Auf dem Weg zum European Leadership?

Wir brauchen ein europäisches Europa, das sich zu seinen Eigen- und Besonderheiten bekennt und in einen Wettbewerb mit anderen Kontinenten und globalen Mächten tritt. 
Heute Abend fand eine aus meiner Sicht sehr spannende Veranstaltung statt, zu der ich im Rahmen eines von mir initiierten Ideenwettbewerbes zur Zukunft Europas eingeladen hatte. Georg Hoffmann-Ostenhof leitete die Diskussion im Sigmund-Freud-Museum, an der Emmy Werner, Eva Novotny, Helmut Kramar, Caspar Einem und ich selbst teilnahmen.
Natürlich ging es um Europa. Um die Schritte Europas nach vorne und die Schritte zurück. Und um die Entwicklung dieses Europas. Die Diskussion war dankenswerterweise kontroversiell. Sie war, nicht zuletzt durch Emmy Werner, sehr lebendig. Und sie hat den zahlreichen Besucher auch wichtige Informationen geliefert. Das Publikum, so schien es mir, war sehr zufrieden.
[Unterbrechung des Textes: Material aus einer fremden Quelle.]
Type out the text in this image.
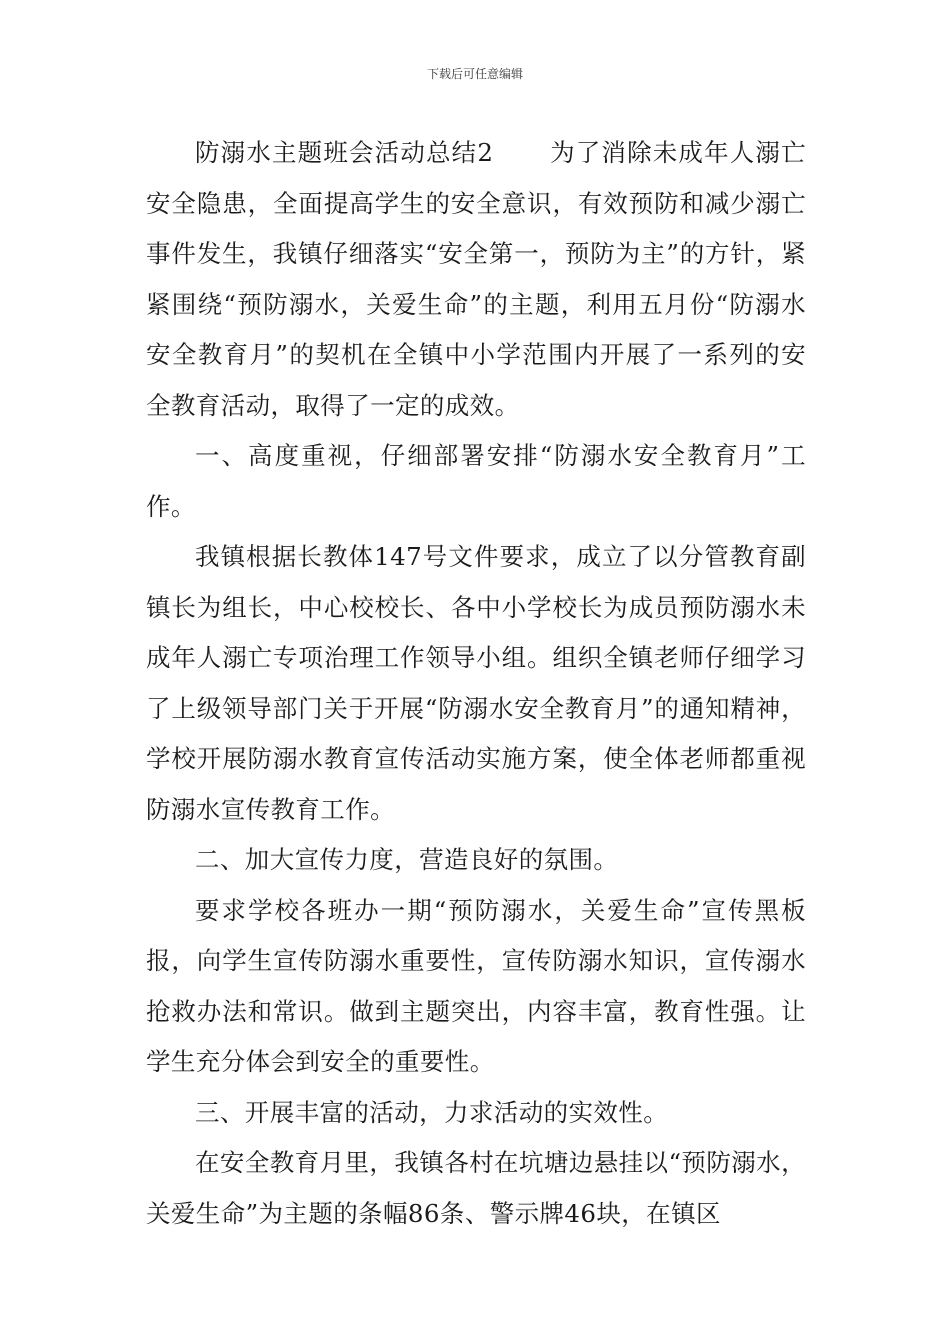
下载后可任意编辑

防溺水主题班会活动总结2 为了消除未成年人溺亡安全隐患，全面提高学生的安全意识，有效预防和减少溺亡事件发生，我镇仔细落实“安全第一，预防为主”的方针，紧紧围绕“预防溺水，关爱生命”的主题，利用五月份“防溺水安全教育月”的契机在全镇中小学范围内开展了一系列的安全教育活动，取得了一定的成效。

一、高度重视，仔细部署安排“防溺水安全教育月”工作。

我镇根据长教体147号文件要求，成立了以分管教育副镇长为组长，中心校校长、各中小学校长为成员预防溺水未成年人溺亡专项治理工作领导小组。组织全镇老师仔细学习了上级领导部门关于开展“防溺水安全教育月”的通知精神，学校开展防溺水教育宣传活动实施方案，使全体老师都重视防溺水宣传教育工作。

二、加大宣传力度，营造良好的氛围。

要求学校各班办一期“预防溺水，关爱生命”宣传黑板报，向学生宣传防溺水重要性，宣传防溺水知识，宣传溺水抢救办法和常识。做到主题突出，内容丰富，教育性强。让学生充分体会到安全的重要性。

三、开展丰富的活动，力求活动的实效性。

在安全教育月里，我镇各村在坑塘边悬挂以“预防溺水，关爱生命”为主题的条幅86条、警示牌46块，在镇区
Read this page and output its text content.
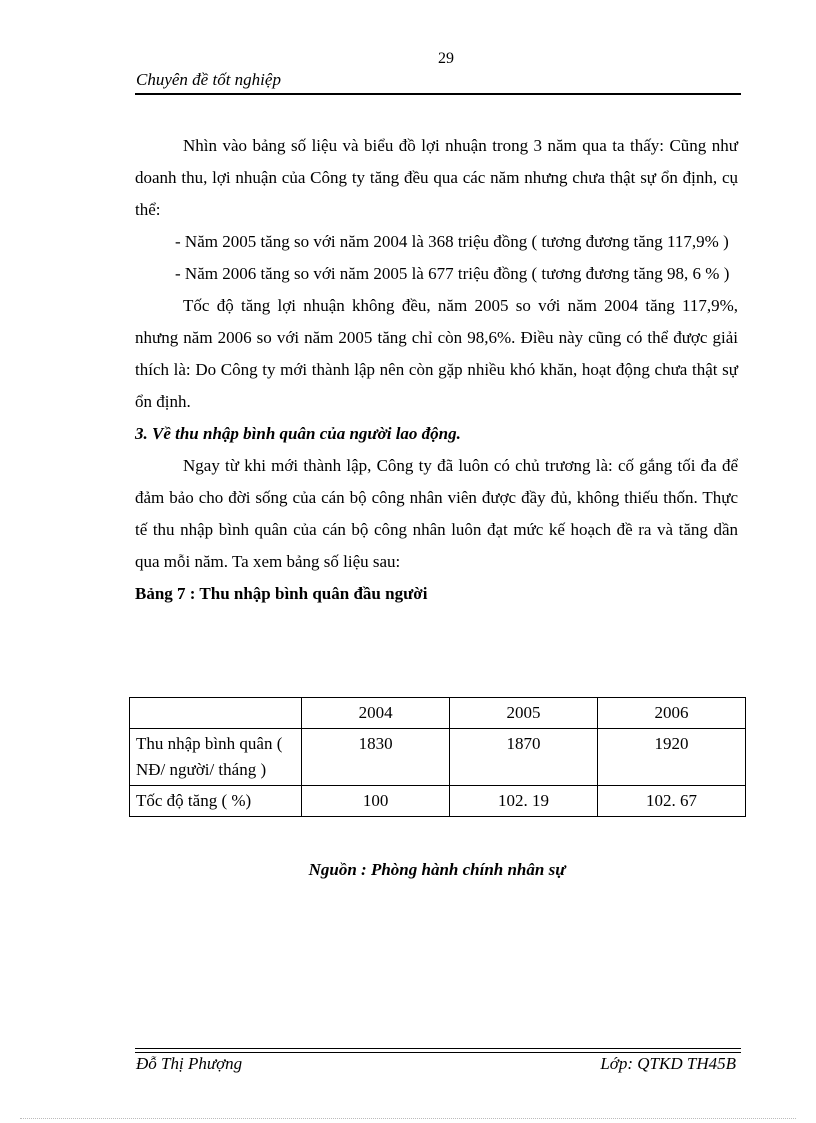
29
Chuyên đề tốt nghiệp

Nhìn vào bảng số liệu và biểu đồ lợi nhuận trong 3 năm qua ta thấy: Cũng như doanh thu, lợi nhuận của Công ty tăng đều qua các năm nhưng chưa thật sự ổn định, cụ thể:

- Năm 2005 tăng so với năm 2004 là 368 triệu đồng ( tương đương tăng 117,9% )

- Năm 2006 tăng so với năm 2005 là 677 triệu đồng ( tương đương tăng 98, 6 % )

Tốc độ tăng lợi nhuận không đều, năm 2005 so với năm 2004 tăng 117,9%, nhưng năm 2006 so với năm 2005 tăng chỉ còn 98,6%. Điều này cũng có thể được giải thích là: Do Công ty mới thành lập nên còn gặp nhiều khó khăn, hoạt động chưa thật sự ổn định.

3. Về thu nhập bình quân của người lao động.

Ngay từ khi mới thành lập, Công ty đã luôn có chủ trương là: cố gắng tối đa để đảm bảo cho đời sống của cán bộ công nhân viên được đầy đủ, không thiếu thốn. Thực tế thu nhập bình quân của cán bộ công nhân luôn đạt mức kế hoạch đề ra và tăng dần qua mỗi năm. Ta xem bảng số liệu sau:

Bảng 7 : Thu nhập bình quân đầu người

	2004	2005	2006
Thu nhập bình quân ( NĐ/ người/ tháng )	1830	1870	1920
Tốc độ tăng ( %)	100	102. 19	102. 67
Nguồn : Phòng hành chính nhân sự
Đỗ Thị Phượng	Lớp: QTKD TH45B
Für ein europäisches Europa

Aus meiner Sicht habe ich versucht, jenes Europa darzustellen, von dem ich glaube, dass wir noch hart daran arbeiten müssen: ein demokratisches, ein politisches, ein soziales Europa. Und vor allem auch ein europäisches Europa, das sich ganz klar zu seinen Eigenheiten und Besonderheiten bekennt, um sie nicht anderen Regionen der Welt aufzudrängen, sondern in einen Wettbewerb mit anderen Kontinenten und globalen Mächten zu stellen.

Mehr Demokratie

Was das demokratische Europa betrifft, so habe ich schon in verschiedenen Thesen das Anforderungsprofil klar definiert. Wir brauchen die direkte Wahl der Vertreter im Europäischen Parlament. Wir brauchen, so glaube ich, zusätzlich eine Direktwahl des Kommissionspräsidenten. Wir brauchen ausgewählte Referenden, die von Zeit zu Zeit europäische Meinungen zu grundlegenden Fragen direkt erfragen können. Und wir brauchen einen Rat, der viel offener und transparenter agiert als es der jetzige tut.

Mehr Politik

Mit diesem Mehr an Demokratie ist natürlich die Frage des politischen Europas eng verbunden. Europa darf nicht länger als ein Mechanismus verstanden werden, bei dem die Bürokratie europaweite Regeln, unabhängig von Besonderheiten lokaler Natur und dem politischen Willen, durchzusetzen versucht.
Kürzlich erst hat mir ein befreundeter und gut bekannter Kommissionsbeamte anlässlich der laufenden Debatte über den öffentlichen Nahverkehr etwas berichtet, das mich sehr erschreckt hat: Die Europäische Union müsse demnach den Nahverkehr deshalb stärker regulieren, weil sich andernfalls die Unternehmer beschweren könnten, dass sie in ihrer Niederlassungsfreiheit beschränkt sind, wenn sie sich nicht überall um die Durchführung des Nahverkehrs bewerben könnten.
In dieser Frage muss man sicher juristische Argumente ernst nehmen, und ich habe durchaus Verständnis für die Rechtsdurchsetzung. Aber von den Konsumenten, den Wähler und der demokratischen Entscheidung war und ist bei den Kommissionsbeamten und im entsprechenden Kommissionsvorschlag nicht die Rede. Ich hoffe, wir können hier noch einiges zurecht biegen.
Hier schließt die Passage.